What is surprising, however, is that Lawrence will later chastise George Bernard Shaw for his remark that clothes arouse our desire and not the exposure of flesh, which, in many cases, has quite the opposite effect. For Lawrence, this reveals Shaw to be a flippant and vulgar thinker and he sternly declares: "The man who finds a woman's underclothing the most exciting part about her is a savage."

But actually, Shaw has a point and an important point at that; one developed by Roland Barthes who argues that woman is desexualized "at the very moment when she is stripped bare". It is only via a whole spectrum of adornment (i.e. the furs, the gloves, the shoes, the frilly underwear, the expensive stockings, the jewellery, etc.) that the living body can be projected into the symbolic category of  erotic objects and thereby made magical and alluring.

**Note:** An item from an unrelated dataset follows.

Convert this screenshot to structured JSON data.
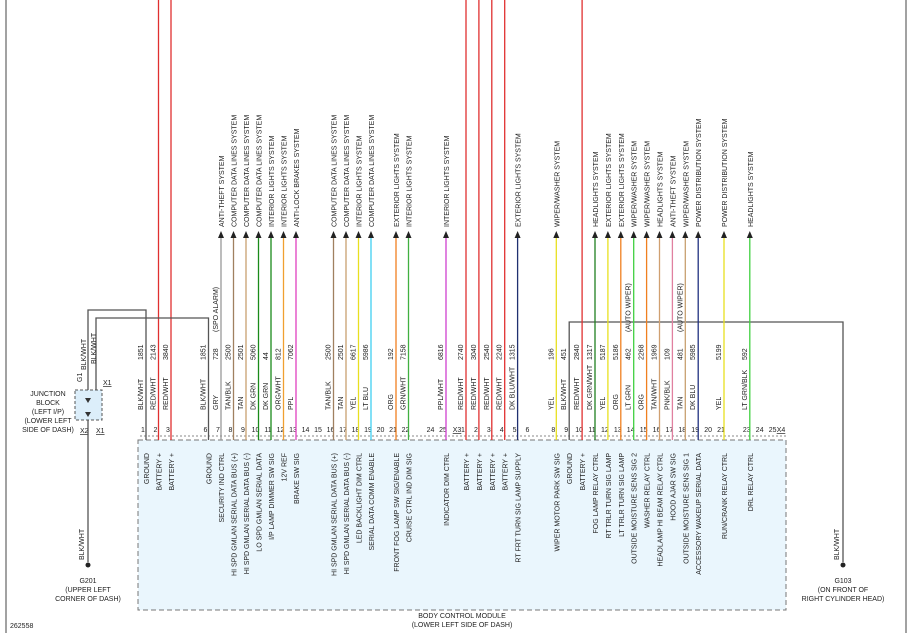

Thus, far from 'savagery' - and I'm assuming here that Lawrence means by this primitive naivety - fetishism is a sign of human sophistication; a happy exchange of nature for artifice. And so whilst the simplest of men may admire a woman's bare and blotchy legs, the more cultured are likely to admire her legs only when they are made lustrous by nylon. As for those rare individuals who are refined to the point of perversity, such persons are interested only in the stockings themselves and have no real concern for limbs.

Lawrence would probably describe the first type as healthy; for they have naturally directed their desire towards the nakedness of woman. The second type he would doubtless think of as having their sex in the head - though this would surely have to include the Paul Morel type, the Mellors type and, indeed, his own type.

As for the third class, i.e. those who - like the Brangwen sisters - get the greatest joy of all out of a pair of really lovely stockings and whom Lawrence thinks of as crude and savage, well, personally, I have nothing but the highest regard for them. It might just be that those who have recognised that passion not only ends in fashion, but begins there as well, have something to teach us all.